こうした計算方法に関する特殊なルールには、ロールアップロールダウン等がありますが、これらが一定の原産品割合(非原産品割合)に達すれば、残りの部分の特定・計算が不要になるのに比べ、トレーシングが使われている場合は、非原産品、原産品のすべての明細がないと算出ができません。

1次サプライヤーだけでなく、部品を供給する2次サプライヤー、その部品を構成する部品を供給する3次サプライヤー、その材料を供給するメーカーといった具合に、工業製品の多くの供給関係は多層構造化しています。

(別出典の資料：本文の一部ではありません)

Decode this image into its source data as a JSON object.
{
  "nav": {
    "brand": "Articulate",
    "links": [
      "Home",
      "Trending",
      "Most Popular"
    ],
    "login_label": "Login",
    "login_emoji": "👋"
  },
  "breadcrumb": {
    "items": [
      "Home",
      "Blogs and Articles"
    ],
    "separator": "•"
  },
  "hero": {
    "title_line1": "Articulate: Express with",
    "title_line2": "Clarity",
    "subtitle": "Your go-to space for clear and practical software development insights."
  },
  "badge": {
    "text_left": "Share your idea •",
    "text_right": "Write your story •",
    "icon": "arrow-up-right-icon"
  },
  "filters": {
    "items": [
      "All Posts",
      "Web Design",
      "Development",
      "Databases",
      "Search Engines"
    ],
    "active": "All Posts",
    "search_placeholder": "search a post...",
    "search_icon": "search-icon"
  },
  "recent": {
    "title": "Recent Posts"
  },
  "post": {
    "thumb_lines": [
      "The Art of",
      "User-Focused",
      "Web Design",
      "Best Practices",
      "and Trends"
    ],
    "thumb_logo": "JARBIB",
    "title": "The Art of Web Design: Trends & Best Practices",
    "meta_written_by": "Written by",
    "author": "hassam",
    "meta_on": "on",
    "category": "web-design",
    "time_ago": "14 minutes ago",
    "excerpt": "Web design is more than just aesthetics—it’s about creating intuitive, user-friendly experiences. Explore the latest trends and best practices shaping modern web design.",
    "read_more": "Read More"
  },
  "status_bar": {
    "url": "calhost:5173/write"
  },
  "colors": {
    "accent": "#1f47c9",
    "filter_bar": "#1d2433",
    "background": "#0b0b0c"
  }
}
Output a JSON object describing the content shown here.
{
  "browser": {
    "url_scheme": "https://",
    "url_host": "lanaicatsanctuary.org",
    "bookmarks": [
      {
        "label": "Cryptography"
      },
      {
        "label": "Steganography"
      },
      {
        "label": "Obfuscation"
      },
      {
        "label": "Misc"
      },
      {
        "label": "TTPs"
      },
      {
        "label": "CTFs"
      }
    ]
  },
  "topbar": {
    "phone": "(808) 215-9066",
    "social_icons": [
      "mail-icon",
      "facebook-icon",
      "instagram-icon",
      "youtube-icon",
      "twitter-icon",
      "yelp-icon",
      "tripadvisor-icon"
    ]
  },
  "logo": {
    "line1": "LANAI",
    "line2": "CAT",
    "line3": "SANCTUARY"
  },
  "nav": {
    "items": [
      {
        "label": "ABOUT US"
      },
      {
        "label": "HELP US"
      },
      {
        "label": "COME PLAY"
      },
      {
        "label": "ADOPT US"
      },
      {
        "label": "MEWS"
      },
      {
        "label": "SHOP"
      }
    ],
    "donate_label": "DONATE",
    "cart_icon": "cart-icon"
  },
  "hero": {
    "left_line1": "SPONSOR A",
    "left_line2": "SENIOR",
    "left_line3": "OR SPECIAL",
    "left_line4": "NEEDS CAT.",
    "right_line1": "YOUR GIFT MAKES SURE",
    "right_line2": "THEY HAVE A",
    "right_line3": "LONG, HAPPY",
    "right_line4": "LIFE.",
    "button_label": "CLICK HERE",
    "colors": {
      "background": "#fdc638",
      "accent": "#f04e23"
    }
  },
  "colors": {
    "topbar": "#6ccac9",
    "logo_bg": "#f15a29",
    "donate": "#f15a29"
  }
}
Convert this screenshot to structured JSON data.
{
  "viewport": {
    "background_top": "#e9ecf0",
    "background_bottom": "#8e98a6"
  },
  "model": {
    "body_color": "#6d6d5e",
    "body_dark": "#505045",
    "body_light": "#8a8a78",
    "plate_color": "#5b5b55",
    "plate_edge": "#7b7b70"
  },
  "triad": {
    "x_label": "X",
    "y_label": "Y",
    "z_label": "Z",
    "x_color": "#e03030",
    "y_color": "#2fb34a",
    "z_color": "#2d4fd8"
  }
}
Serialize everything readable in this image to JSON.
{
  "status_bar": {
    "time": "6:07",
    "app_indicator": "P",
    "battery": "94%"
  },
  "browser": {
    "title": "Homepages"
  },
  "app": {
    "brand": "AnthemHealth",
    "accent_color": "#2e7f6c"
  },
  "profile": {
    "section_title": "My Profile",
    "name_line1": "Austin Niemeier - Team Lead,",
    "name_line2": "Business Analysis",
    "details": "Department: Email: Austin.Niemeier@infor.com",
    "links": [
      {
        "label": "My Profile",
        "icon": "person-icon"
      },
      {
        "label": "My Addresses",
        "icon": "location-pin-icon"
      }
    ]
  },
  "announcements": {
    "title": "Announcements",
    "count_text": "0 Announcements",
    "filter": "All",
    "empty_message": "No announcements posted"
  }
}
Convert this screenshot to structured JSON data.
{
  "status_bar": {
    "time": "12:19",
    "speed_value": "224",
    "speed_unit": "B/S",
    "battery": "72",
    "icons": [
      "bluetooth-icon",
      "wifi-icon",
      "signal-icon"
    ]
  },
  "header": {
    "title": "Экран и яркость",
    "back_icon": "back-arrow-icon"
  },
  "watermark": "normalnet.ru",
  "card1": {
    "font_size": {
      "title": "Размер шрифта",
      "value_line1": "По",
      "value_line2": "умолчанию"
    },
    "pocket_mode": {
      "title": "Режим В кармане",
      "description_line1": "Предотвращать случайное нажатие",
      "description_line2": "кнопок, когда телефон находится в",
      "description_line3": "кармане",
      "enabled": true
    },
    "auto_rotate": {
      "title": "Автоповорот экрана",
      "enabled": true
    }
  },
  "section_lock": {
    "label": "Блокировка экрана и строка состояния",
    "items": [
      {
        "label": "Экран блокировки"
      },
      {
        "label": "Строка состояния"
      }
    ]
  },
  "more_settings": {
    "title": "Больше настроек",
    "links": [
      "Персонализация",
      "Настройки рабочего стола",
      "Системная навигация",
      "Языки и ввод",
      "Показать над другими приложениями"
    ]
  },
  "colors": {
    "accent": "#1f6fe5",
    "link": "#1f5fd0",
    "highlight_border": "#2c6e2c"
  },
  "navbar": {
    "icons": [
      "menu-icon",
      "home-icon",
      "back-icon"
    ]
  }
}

この付加価値基準で計算を行う場合、自社製品を構成する部品のメーカーに、それが原産品であるstatement(宣誓文)をもらうだけでなく、その部品内に含まれている非原産の割合がわからないと、計算ができないことになります。

関税分類番号変更基準

付加価値基準のかわりに使うこともできる関税分類番号変更基準は項変更(上4桁)となっているため、号変更(上6桁)基準に比べてややハードルは上がっているものの、輸出品を構成する価格の中の非原産部分のコストをトレースし、エビデンスを集めることに比べればハードルは低くなります。

その他、EUのGSPにおけるルール

EUのGSPには、自由貿易協定や経済連携協定ではあまり見られないタイプのルールもあります。手続きは必要なものの、「累積」についてかなり弾力的なルールを採用しています。

地域累積

いくつかの地域グループが設けられ、例えば、ブルネイ、カンボジア、インドネシア、ラオス、マレーシア、フィリピン、シンガポール、タイ、ベトナムのグループ内で累積が使えます。例:ブルネイで1工程→インドネシア2工程→ベトナム仕上げ工程の場合、すべて原産国での加工として合算できる。

拡張累積

輸出国とFTAを締結している国の原材料を使ったり、加工を行った場合も、原産品扱いにすることができる。(ただし、別途申請が必要)。EUとのFTA締結国も同様(但し同意国のみ)。

許容限度

デミニマス規定のことで、品目にもよるが、例えばEXW価格の15%までの部材であれば、部材と完成品が同じHSコードであっても加工がなされたとみなせる(関税分類番号変更基準が成立する)

卒業規定(graduation)

卒業条項とも呼ばれます。品目別卒業と国別卒業の2パターンがあり、品目別は競争力が出てきた品目をsectionごとに除外扱いするもので(ある国からの特定の品目だけ適用しないようにする)、国別はその国自体をGSPの適用対象外にするものです。

ある品目を卒業させるかどうか、はsectionごとに決められます。これは、CNコード(EUのHSコード)ごとに近いものを大きな括りにまとめたものです。

EUのGSPで適用されない品目(国別:中国、コスタリカ、エクアドル、インド、インドネシア、ナイジェリア、ウクライナ、タイ)

日本、EU、米国におけるGSPの卒業規定の違い(JETRO)

GSPのアジア各国への適用で日米EUに差異-新・新興国への進出とGSPの活用(1)JETRO

EUのGSPで使う原産地証明書の有効期間

EUでのGSP利用の為のform A(原産地証明書)は発行から10ヶ月の間が有効期間となります。

エビデンスの保存期間

計算や申請に用いた帳票、インボイス等の書類は3年間は保存しておく義務があります。

代理人の選任

代理人にかわりに発行してもらうことが可能です。(但し、罰金等の責任は輸出者にあり)

発給機関について

form Aの発行は、輸出側の税関や商工会議所などの指定された機関となります。国によって管轄が異なりますので、個別に確認が必要です。一般的に、原産地証明書には複数の種類がありますが、種類ごとに発給機関は異なります。